Enfin, et pour revenir à notre sujet, est-ce que cette image vulgarisée du droit est représentative de ce que l'on considère comme relevant de l'objet droit ? l'image donnée est au contraire la partie que les juristes détestent, la moins amusante, celle qu’on trouve partout, qui n’a aucune espèce d’intérêt ni même de valeur économique. Donner l’image du juriste avec cette présentation de leur activité est doublement contreproductive : d’une part cela ne présente en rien ce qu’est le droit, qui demeure donc un mystère, et d’autre part cela réduit le rôle des juristes à celui de sorte de secrétaire à mémoire survitaminée. Être avocat ? Fastoche : savoir taper à la machine et apprendre par cœur le Code civil, le tout avec un joli costume. Nous savons tous que ce n’est pas cela.
Le droit c’est soit le débat sur des questions relevant du contenu du droit et ses cas difficiles (qui sont toutes évoquées : affaire Perruche, bioéthique, licenciements, transposition d’une directive, etc.), c’est la question de l’organisation judiciaire, c’est celle de l’accès au droit, du droit au droit. Et ce faisant, le Droit c’est une affaire de contenant : qu’est-ce que le droit, pourquoi obéir au droit, le droit se réduit-il à la loi, le droit est-il un commandement, est-il spontané, a-t-il un rapport avec la morale, l’éthique, etc. Toutes ces questions fondamentales qui font la richesse du droit et qui, pour le coup, passionnent les juristes.
C’est un peu dommage que cette partie, la plus intéressante ne soit pas dévoilée, parce que le droit se prête à la vulgarisation de sa réalité, de son contenu, tout comme et aussi bien que les autres grandes masses de savoirs en sciences humaines, que ce soit en économie, en sociologie ou en philosophie et bien sûr en histoire.
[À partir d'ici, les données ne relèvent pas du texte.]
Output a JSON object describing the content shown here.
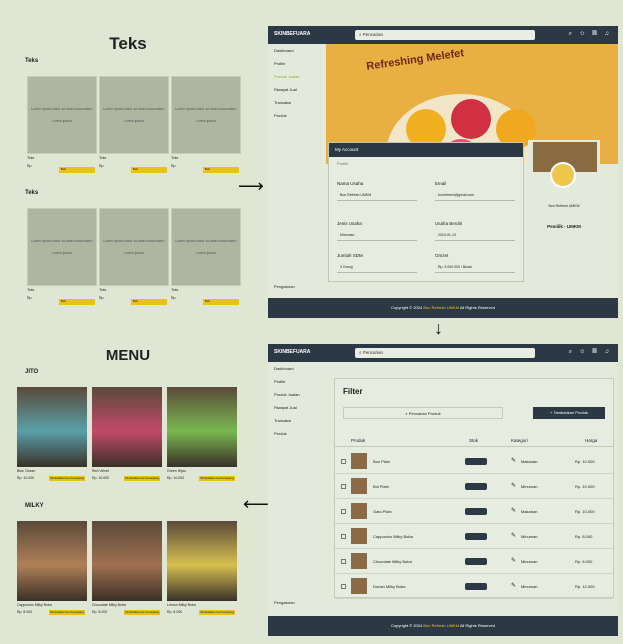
{
  "wireframe": {
    "title": "Teks",
    "sections": [
      "Teks",
      "Teks"
    ],
    "placeholder_top": "Lorem ipsum dolor sit amet consectetur",
    "placeholder_bottom": "Lorem ipsum",
    "card_name": "Teks",
    "card_price": "Rp",
    "card_button": "Beli"
  },
  "brand": "SKINBEFUARA",
  "search_placeholder": "Pencarian",
  "sidebar": {
    "items": [
      "Dashboard",
      "Profile",
      "Produk Jualan",
      "Riwayat Jual",
      "Transaksi",
      "Produk",
      "Pengaturan"
    ]
  },
  "banner_text": "Refreshing Melefet",
  "account": {
    "header": "My Account",
    "subtitle": "Profile",
    "fields": [
      {
        "label": "Nama Usaha",
        "value": "Bon Refresh UMKM"
      },
      {
        "label": "Email",
        "value": "bonrefresh@gmail.com"
      },
      {
        "label": "Jenis Usaha",
        "value": "Minuman"
      },
      {
        "label": "Usaha Berdiri",
        "value": "2024-01-10"
      },
      {
        "label": "Jumlah SDM",
        "value": "3 Orang"
      },
      {
        "label": "Omzet",
        "value": "Rp. 3.000.000 / Bulan"
      }
    ],
    "profile_name": "Bon Refresh UMKM",
    "profile_role": "Pemilik - UMKM"
  },
  "footer": {
    "prefix": "Copyright © 2024",
    "highlight": "Bon Refresh UMKM",
    "suffix": "All Rights Reserved"
  },
  "products": {
    "filter_title": "Filter",
    "search_placeholder": "Pencarian Produk",
    "add_button": "+ Tambahkan Produk",
    "headers": [
      "Produk",
      "Stok",
      "Kategori",
      "Harga"
    ],
    "rows": [
      {
        "name": "Bon Plain",
        "category": "Makanan",
        "price": "Rp. 10.000"
      },
      {
        "name": "Bol Plain",
        "category": "Minuman",
        "price": "Rp. 10.000"
      },
      {
        "name": "Gato Plain",
        "category": "Makanan",
        "price": "Rp. 10.000"
      },
      {
        "name": "Cappucino Milky Boba",
        "category": "Minuman",
        "price": "Rp. 8.000"
      },
      {
        "name": "Chocolate Milky Boba",
        "category": "Minuman",
        "price": "Rp. 8.000"
      },
      {
        "name": "Durian Milky Boba",
        "category": "Minuman",
        "price": "Rp. 12.000"
      }
    ]
  },
  "menu": {
    "title": "MENU",
    "sections": [
      {
        "name": "JITO",
        "items": [
          {
            "name": "Blue Ocean",
            "price": "Rp. 10.000",
            "color": "#5aa0a8"
          },
          {
            "name": "Red Velvet",
            "price": "Rp. 10.000",
            "color": "#c24a6a"
          },
          {
            "name": "Green Hijau",
            "price": "Rp. 10.000",
            "color": "#7ab850"
          }
        ]
      },
      {
        "name": "MILKY",
        "items": [
          {
            "name": "Cappucino Milky Boba",
            "price": "Rp. 8.000",
            "color": "#b08058"
          },
          {
            "name": "Chocolate Milky Boba",
            "price": "Rp. 8.000",
            "color": "#a07050"
          },
          {
            "name": "Lemon Milky Boba",
            "price": "Rp. 8.000",
            "color": "#d6c050"
          }
        ]
      }
    ],
    "button": "Tambahkan ke Keranjang"
  },
  "colors": {
    "dark": "#2c3944",
    "accent": "#e8c21a",
    "bg": "#dfe6d3"
  }
}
Dans ces branches des sciences humaines, pullulent les revues ou ouvrages intermédiaires, qui se situent entre les ouvrages de pure vulgarisation, du type « vos droits » et les ouvrages véritablement scientifiques, des ouvrages intermédiaires donc, rédigés par des universitaires ou des praticiens avisés et qui soient susceptibles de présenter des questions complexes, voire très complexes, avec un appareil documentaire efficace, mais de manière accessibles à tous.
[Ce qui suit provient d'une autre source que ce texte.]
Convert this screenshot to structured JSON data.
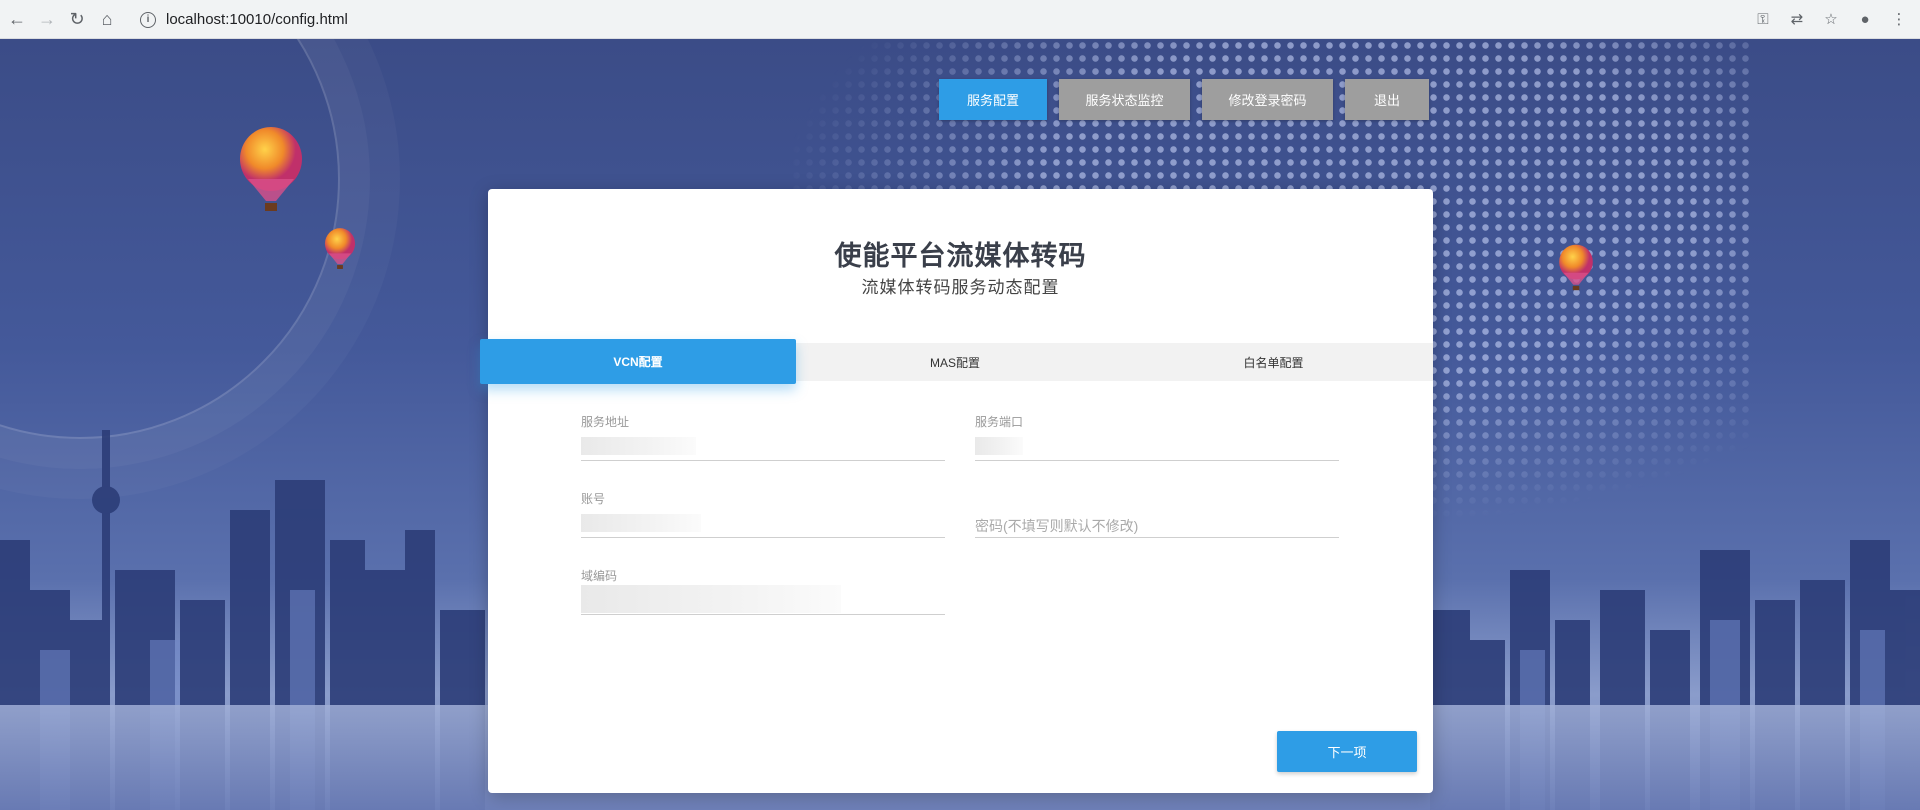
{
  "browser": {
    "url": "localhost:10010/config.html"
  },
  "topnav": {
    "items": [
      {
        "label": "服务配置",
        "active": true
      },
      {
        "label": "服务状态监控",
        "active": false
      },
      {
        "label": "修改登录密码",
        "active": false
      },
      {
        "label": "退出",
        "active": false
      }
    ]
  },
  "card": {
    "title": "使能平台流媒体转码",
    "subtitle": "流媒体转码服务动态配置",
    "tabs": [
      {
        "label": "VCN配置",
        "active": true
      },
      {
        "label": "MAS配置",
        "active": false
      },
      {
        "label": "白名单配置",
        "active": false
      }
    ],
    "fields": {
      "service_address": {
        "label": "服务地址",
        "value": ""
      },
      "service_port": {
        "label": "服务端口",
        "value": ""
      },
      "account": {
        "label": "账号",
        "value": ""
      },
      "password": {
        "label": "",
        "placeholder": "密码(不填写则默认不修改)"
      },
      "domain_code": {
        "label": "域编码",
        "value": ""
      }
    },
    "next_label": "下一项"
  },
  "colors": {
    "accent": "#2e9de6",
    "inactive_button": "#9e9e9e"
  }
}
Peut-être est-ce dû à la complexité des questions juridiques, ou bien à la réputation ennuyeuse voire soporifique de ces mêmes questions, ou bien encore à l’absence de culture juridique chez nos concitoyens, ou tout simplement à la difficulté qu’il y a à présenter de manière intéressante ou synthétique les questions juridiques.
Les expériences en la matière sont maigres.
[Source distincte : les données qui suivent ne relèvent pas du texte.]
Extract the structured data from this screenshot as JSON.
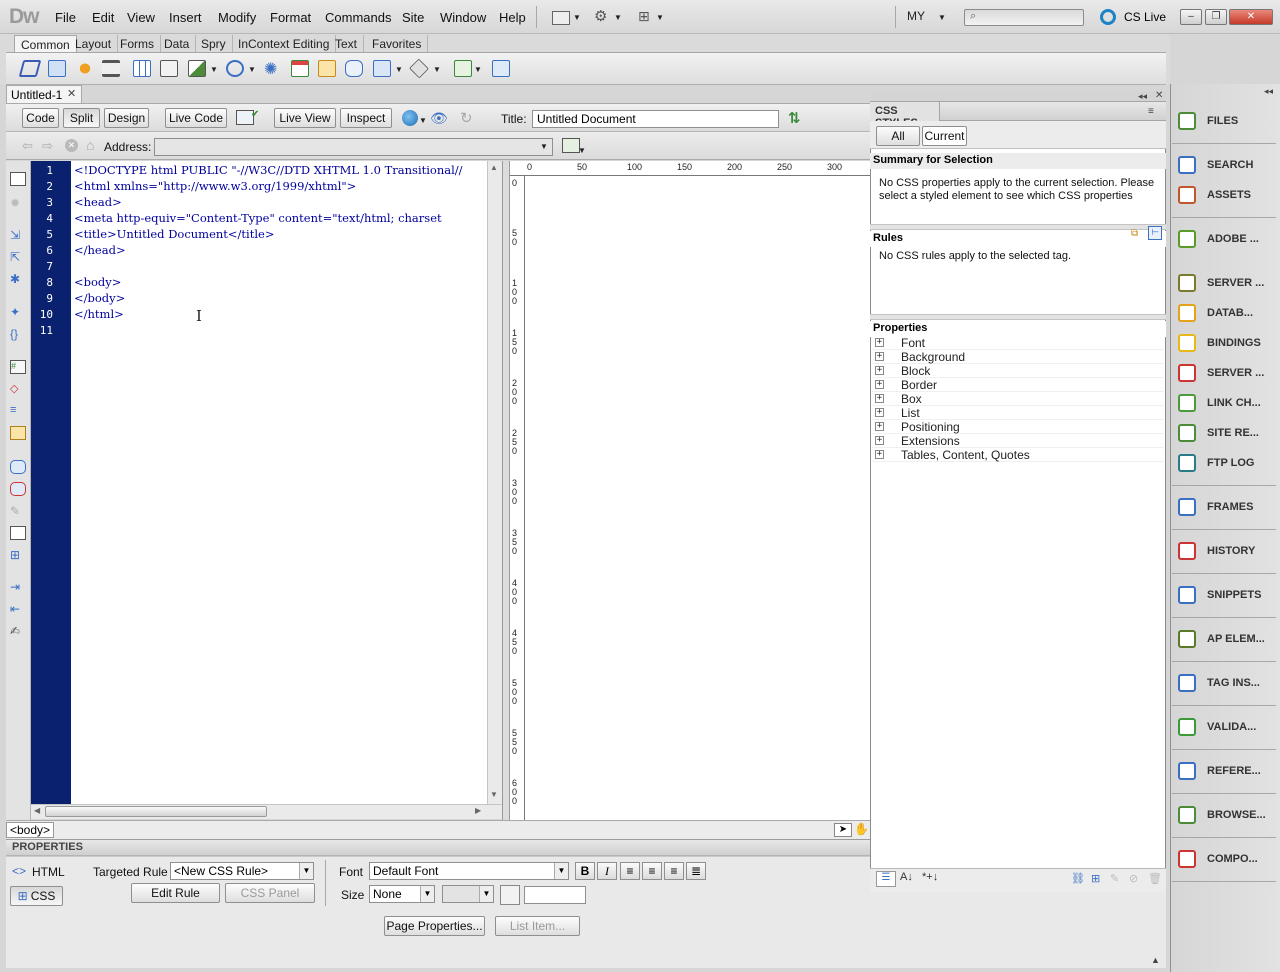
{
  "app": {
    "logo": "Dw"
  },
  "menu": [
    "File",
    "Edit",
    "View",
    "Insert",
    "Modify",
    "Format",
    "Commands",
    "Site",
    "Window",
    "Help"
  ],
  "header": {
    "workspace": "MY",
    "cs_live": "CS Live"
  },
  "insert_tabs": [
    "Common",
    "Layout",
    "Forms",
    "Data",
    "Spry",
    "InContext Editing",
    "Text",
    "Favorites"
  ],
  "document": {
    "tab": "Untitled-1",
    "toolbar": {
      "code": "Code",
      "split": "Split",
      "design": "Design",
      "live_code": "Live Code",
      "live_view": "Live View",
      "inspect": "Inspect",
      "title_label": "Title:",
      "title_value": "Untitled Document"
    },
    "address_label": "Address:"
  },
  "code": {
    "line_numbers": [
      "1",
      "2",
      "3",
      "4",
      "5",
      "6",
      "7",
      "8",
      "9",
      "10",
      "11"
    ],
    "lines": [
      "<!DOCTYPE html PUBLIC \"-//W3C//DTD XHTML 1.0 Transitional//",
      "<html xmlns=\"http://www.w3.org/1999/xhtml\">",
      "<head>",
      "<meta http-equiv=\"Content-Type\" content=\"text/html; charset",
      "<title>Untitled Document</title>",
      "</head>",
      "",
      "<body>",
      "</body>",
      "</html>",
      ""
    ]
  },
  "ruler": {
    "top": [
      "0",
      "50",
      "100",
      "150",
      "200",
      "250",
      "300"
    ],
    "left": [
      "0",
      "50",
      "100",
      "150",
      "200",
      "250",
      "300",
      "350",
      "400",
      "450",
      "500",
      "550",
      "600"
    ]
  },
  "status": {
    "tag": "<body>"
  },
  "properties": {
    "title": "PROPERTIES",
    "html": "HTML",
    "css": "CSS",
    "targeted_rule_label": "Targeted Rule",
    "targeted_rule_value": "<New CSS Rule>",
    "edit_rule": "Edit Rule",
    "css_panel": "CSS Panel",
    "font_label": "Font",
    "font_value": "Default Font",
    "size_label": "Size",
    "size_value": "None",
    "page_properties": "Page Properties...",
    "list_item": "List Item..."
  },
  "css_styles": {
    "title": "CSS STYLES",
    "all": "All",
    "current": "Current",
    "summary_head": "Summary for Selection",
    "summary_text": "No CSS properties apply to the current selection.  Please select a styled element to see which CSS properties",
    "rules_head": "Rules",
    "rules_text": "No CSS rules apply to the selected tag.",
    "properties_head": "Properties",
    "properties": [
      "Font",
      "Background",
      "Block",
      "Border",
      "Box",
      "List",
      "Positioning",
      "Extensions",
      "Tables, Content, Quotes"
    ]
  },
  "dock": [
    {
      "label": "FILES",
      "icon": "files-icon"
    },
    {
      "label": "SEARCH",
      "icon": "search-icon"
    },
    {
      "label": "ASSETS",
      "icon": "assets-icon"
    },
    {
      "label": "ADOBE ...",
      "icon": "adobe-browserlab-icon"
    },
    {
      "label": "SERVER ...",
      "icon": "server-behaviors-icon"
    },
    {
      "label": "DATAB...",
      "icon": "database-icon"
    },
    {
      "label": "BINDINGS",
      "icon": "bindings-icon"
    },
    {
      "label": "SERVER ...",
      "icon": "server-icon"
    },
    {
      "label": "LINK CH...",
      "icon": "link-checker-icon"
    },
    {
      "label": "SITE RE...",
      "icon": "site-reports-icon"
    },
    {
      "label": "FTP LOG",
      "icon": "ftp-log-icon"
    },
    {
      "label": "FRAMES",
      "icon": "frames-icon"
    },
    {
      "label": "HISTORY",
      "icon": "history-icon"
    },
    {
      "label": "SNIPPETS",
      "icon": "snippets-icon"
    },
    {
      "label": "AP ELEM...",
      "icon": "ap-elements-icon"
    },
    {
      "label": "TAG INS...",
      "icon": "tag-inspector-icon"
    },
    {
      "label": "VALIDA...",
      "icon": "validation-icon"
    },
    {
      "label": "REFERE...",
      "icon": "reference-icon"
    },
    {
      "label": "BROWSE...",
      "icon": "browser-compat-icon"
    },
    {
      "label": "COMPO...",
      "icon": "components-icon"
    }
  ]
}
L’une des tentatives de vulgarisation réussie peut être apportée au crédit de Emmanuel Pierrat, avocat spécialisé dans la propriété littéraire et artistique avec son Antimanuel de droit (E. Pierrat, Antimanuel de droit, Bréal, 2006), plaisant et joliment illustré, quoique peu aimable avec les professeurs de droit, mais surtout avec Antoine Garapon qui anime notamment la collection Le Bien commun aux éditions Michalon et l’émission du même nom sur France Culture et qui peut s’enorgueillir d’une trentaine d’ouvrages consacrés essentiellement à la justice pénale.
Félix Rome – pseudonyme qui masque, assez mal dans la communauté des juristes universitaires, un professeur de droit très populaire – s’y essaie avec brio dans la revue Dalloz avec un éditorial musclé, drôle et pertinent chaque semaine, mais le Dalloz, aussi merveilleux soit-il, ce n’est pas Libé ou le Monde. François Terré tenait une chronique dans le Figaro. Dominique Rousseau est une plume souvent retenue au Monde. Quelques apparitions convaincantes de professeurs dans des talk shows tentent de participer à ce travail, mais souvent en vain, pour commenter les questions, considérables ou minuscules, de l’actualité.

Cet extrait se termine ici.